Изменить размер шрифта - +
Впрочем, не был он мертв ни на половину, ни на четверть. Просто ему скучно тут вдвоем с Лацко, вот он и перемывает косточки Шаркади, поскольку тот командир вагона, но при этом к нему же взывает о помощи, едва почудится какая хворь, — в точности как на родине чуть что, привык звать домашнего врача. Шаркади год обучался медицине в Брюнне, и благодаря этому был произведен в ротные врачи.

— Что с тобой опять приключилось?

— Вот здесь колет. — Дабаши ткнул себе в грудь.

Под серой брезентовой курткой по свитеру, посеревшему от грязи, разгуливали вши. Шаркади оттянул нижнее веко пациента.

— Насколько могу судить, у тебя малокровие.

— Но от этого в груди не заколет, — ввернул Лацко.

Шаркади и ухом не повел. Он сел, прислонясь спиной к стенке вагона, и со всей серьезностью принялся растолковывать Дабаши, в чем причина его хвори. Ему самому доставляло удовольствие слушать собственные разглагольствования. Две точки человеческого организма особенно чувствительны к холоду, пояснил он, — глаза и легкие. При тридцати пяти градусах мороза и ниже можно смотреть только прищурясь, иначе глазные яблоки свободно могут замерзнуть. Дунет на них ледяным ветром — и конец. У человека резко усилится близорукость. Первую неделю он видит на расстоянии пятидесяти метров, затем — двадцати и так далее. В течение месяца наступает полная слепота. Так ослеп, в частности, и Амундсен.
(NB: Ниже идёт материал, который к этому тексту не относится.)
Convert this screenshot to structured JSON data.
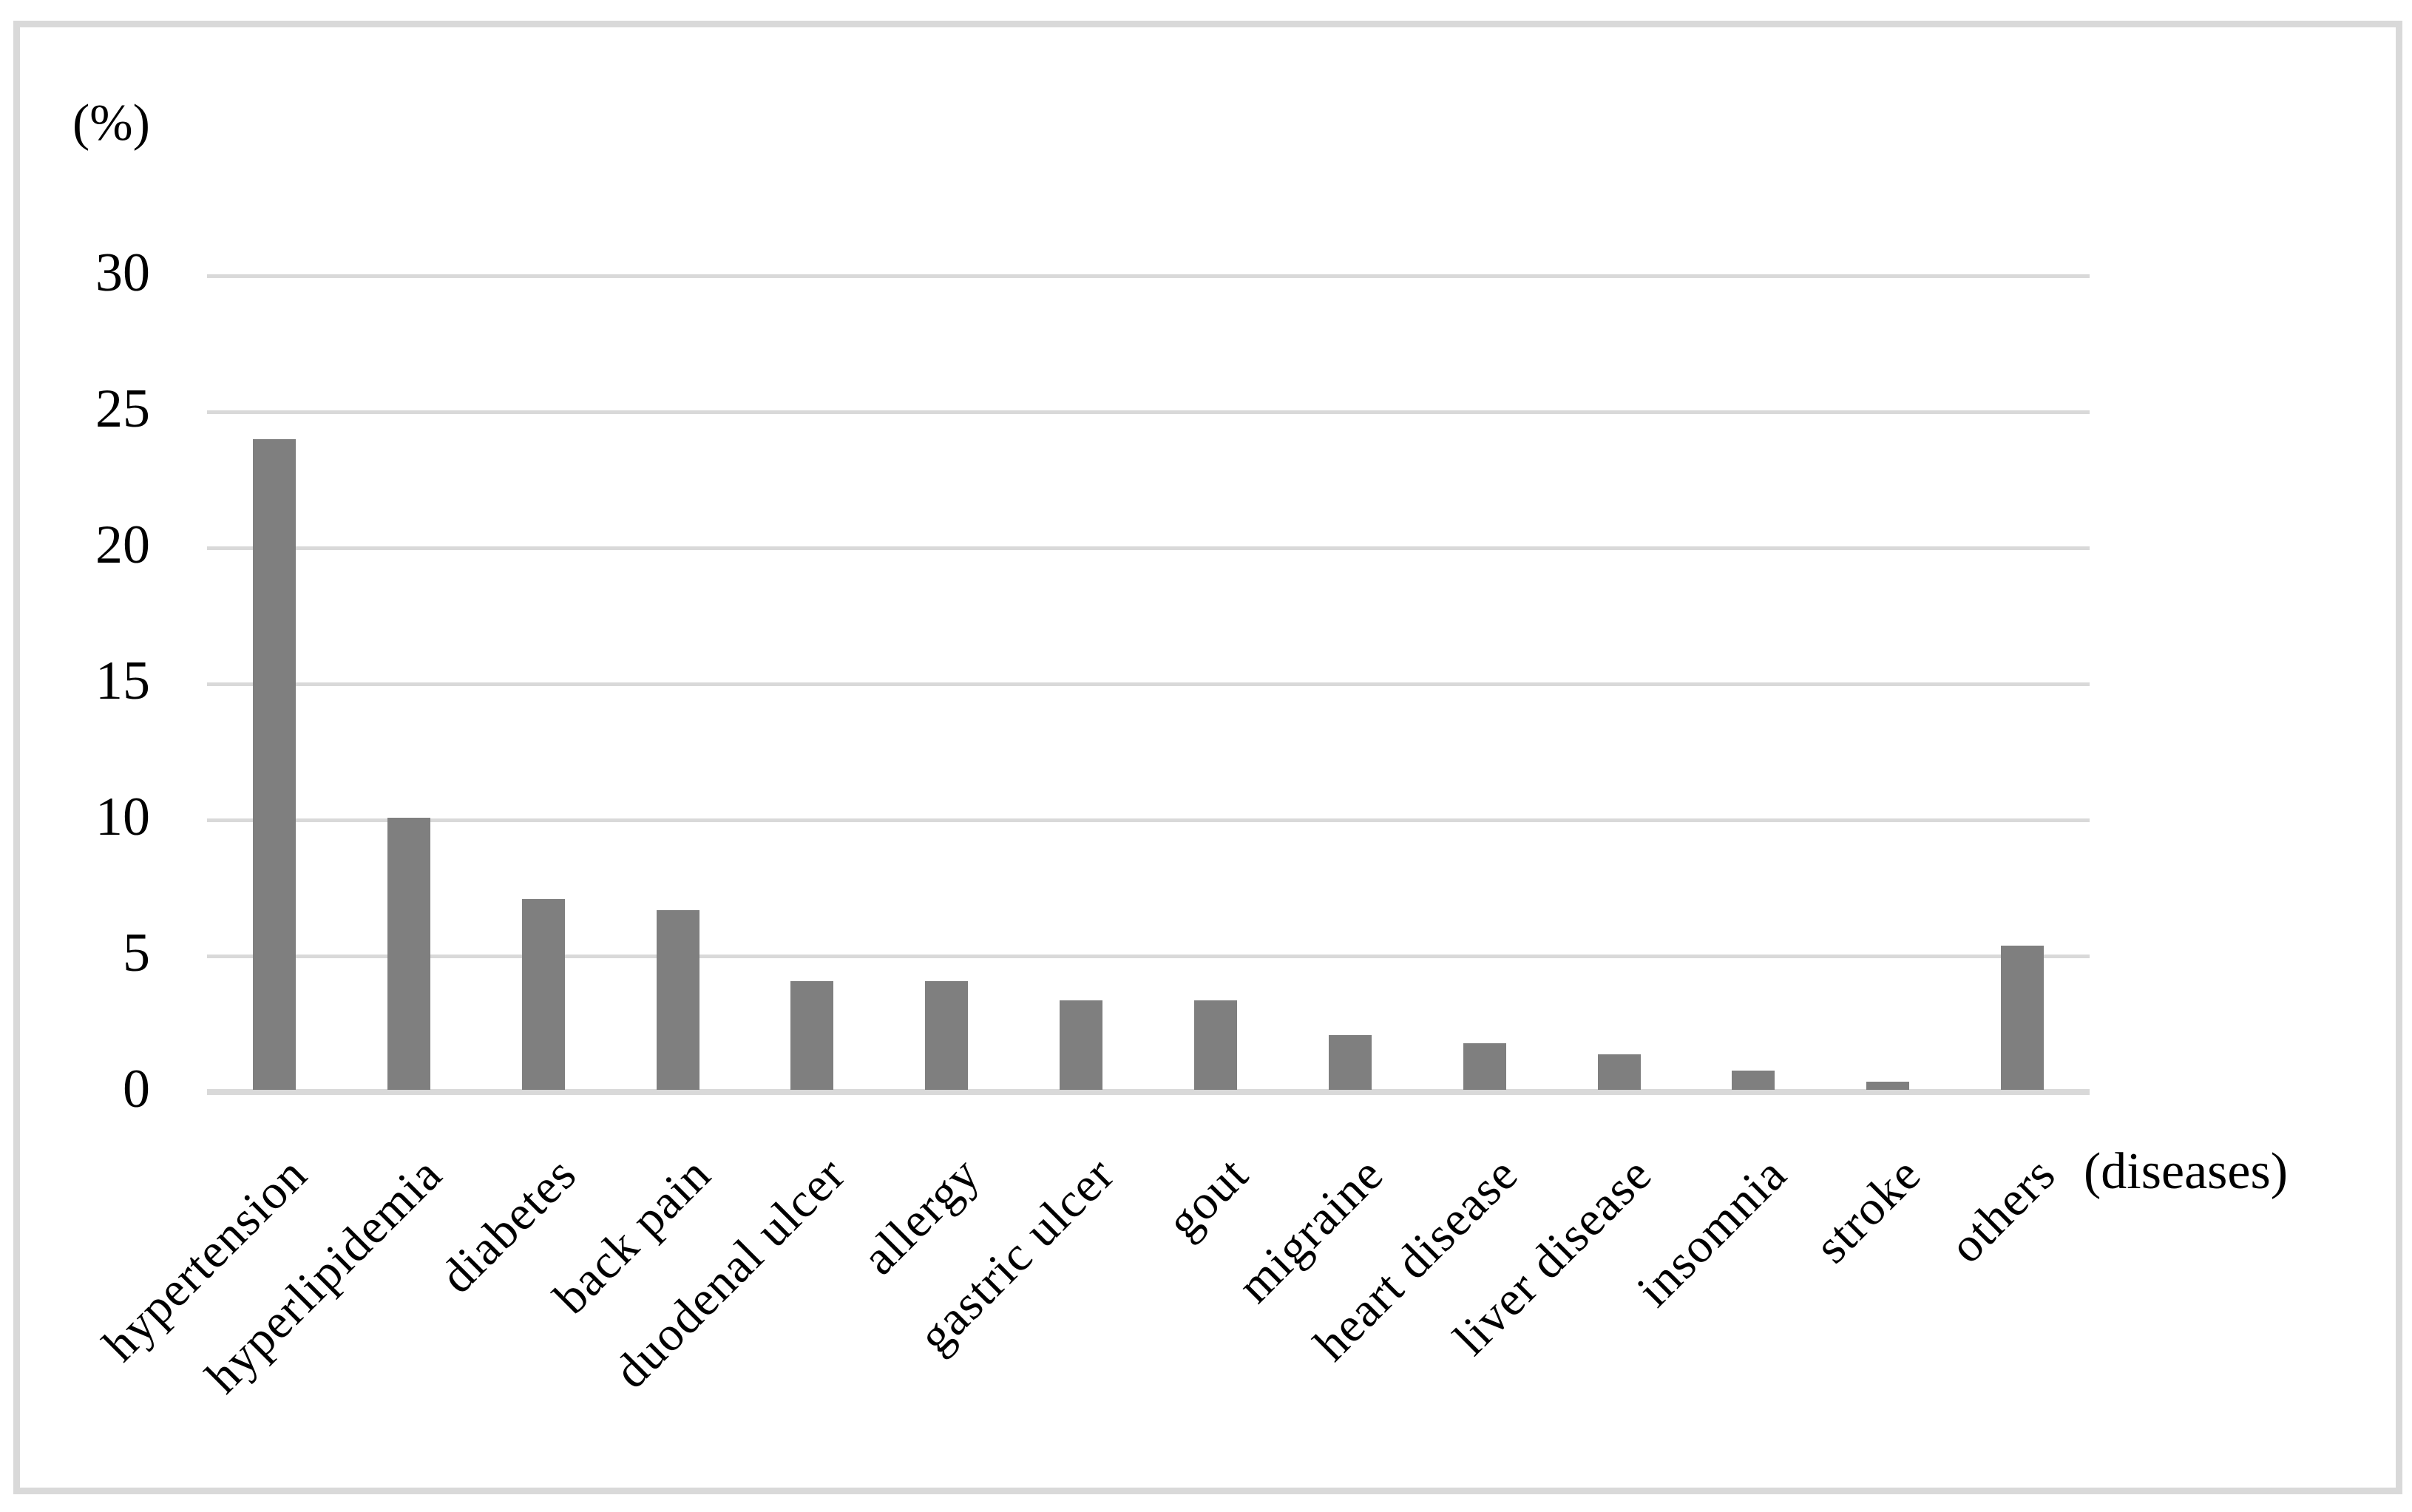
{
  "chart_data": {
    "type": "bar",
    "title": "",
    "categories": [
      "hypertension",
      "hyperlipidemia",
      "diabetes",
      "back pain",
      "duodenal ulcer",
      "allergy",
      "gastric ulcer",
      "gout",
      "migraine",
      "heart disease",
      "liver disease",
      "insomnia",
      "stroke",
      "others"
    ],
    "values": [
      23.9,
      10.0,
      7.0,
      6.6,
      4.0,
      4.0,
      3.3,
      3.3,
      2.0,
      1.7,
      1.3,
      0.7,
      0.3,
      5.3
    ],
    "xlabel": "(diseases)",
    "ylabel": "(%)",
    "ylim": [
      0,
      30
    ],
    "yticks": [
      0,
      5,
      10,
      15,
      20,
      25,
      30
    ],
    "ytick_labels": [
      "0",
      "5",
      "10",
      "15",
      "20",
      "25",
      "30"
    ],
    "grid": true,
    "legend": false,
    "bar_color": "#7f7f7f",
    "gridline_color": "#d9d9d9",
    "axis_line_color": "#d9d9d9",
    "frame_color": "#d9d9d9",
    "text_color": "#000000",
    "background_color": "#ffffff"
  }
}
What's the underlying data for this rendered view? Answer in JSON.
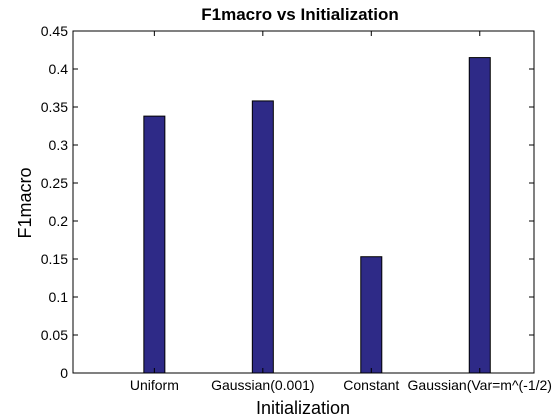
{
  "chart_data": {
    "type": "bar",
    "title": "F1macro vs Initialization",
    "xlabel": "Initialization",
    "ylabel": "F1macro",
    "categories": [
      "Uniform",
      "Gaussian(0.001)",
      "Constant",
      "Gaussian(Var=m^(-1/2)"
    ],
    "values": [
      0.338,
      0.358,
      0.153,
      0.415
    ],
    "ylim": [
      0,
      0.45
    ],
    "yticks": [
      "0",
      "0.05",
      "0.1",
      "0.15",
      "0.2",
      "0.25",
      "0.3",
      "0.35",
      "0.4",
      "0.45"
    ],
    "grid": false,
    "bar_color": "#2e2a87"
  }
}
— Впервые слышу, будто Амундсен ослеп, — снова вмешался Лацко.

Шаркади даже не взглянул в его сторону и, невозмутимо продолжая свою речь, пояснил, что и легким угрожает та же опасность. Он еще на передовой предупреждал всех и каждого, что рот необходимо закрывать шарфом; стоит сразу вдохнуть холодный воздух, и легкие отмерзают, оттого и чувствует человек покалывание в груди, вот как сейчас Дабаши. И это не первый случай. Легочная ткань — пористая, как губка, поэтому она так легко и промерзает… Ну а весной размягчится, начнет разлагаться, а когда совсем сгниет, то выйдет из организма наружу. В Брюнне ему, Шаркади, не раз доводилось вскрывать трупы людей, которые отхаркали себе все легкие.

— Ты это серьезно? — Дабаши побледнел.

— Слушай его больше, дурак! — цыкнул на него Лацко. — Ему бы вечно шутки шутить. Знать бы только, с чего это у него такое веселое настроение.

— Зато отчего у тебя такое дурное настроение, я знаю, — язвительно парировал Дабаши.

До армии Лацко писал стихи; он гордился тем, что одно из его стихотворений как-то хотели напечатать в ведущем литературном журнале. Однако с еще большей гордостью он повторял, что в ту пору, когда еще не сгоняли в трудовые батальоны, он дослужился до лейтенанта запаса. Зная это, даже конвой делал Лацко поблажки, пока, конечно, существовал, потому как через полчаса после русского прорыва конвойных и след простыл.

— Тебя зло берет, что не ты стал командиром роты.

— Верно, Дабаши! Вот увидишь, из-за этого Лёвингера мы все до одного тут сдохнем. Какой из него командир! Лёвингер — дешевый бульварный писака, которому иногда удавалось тиснуть строк двадцать в газету, если театральный критик заболевал.

— Тебе до него далеко, старина! — вмешался Шаркади. — Без Лёвингера нам всем давно бы крышка. Ведь это он раздобыл вагоны. Он раздобыл паровоз и маршрутный лист. И чтобы нас прицепили к эшелону, добился тоже Лёвингер…

Шаркади умолк. С эшелоном-то им как раз и не повезло. Правда, двое суток они почти безостановочно продвигались на запад, потому что в первых восьми вагонах были автопокрышки, и немцы на станциях пропускали эшелон без задержек. А потом их оттащили сюда, на какую-то сортировочную станцию близ Кривого Рога, и ночью безо всякого предупреждения отцепили паровоз.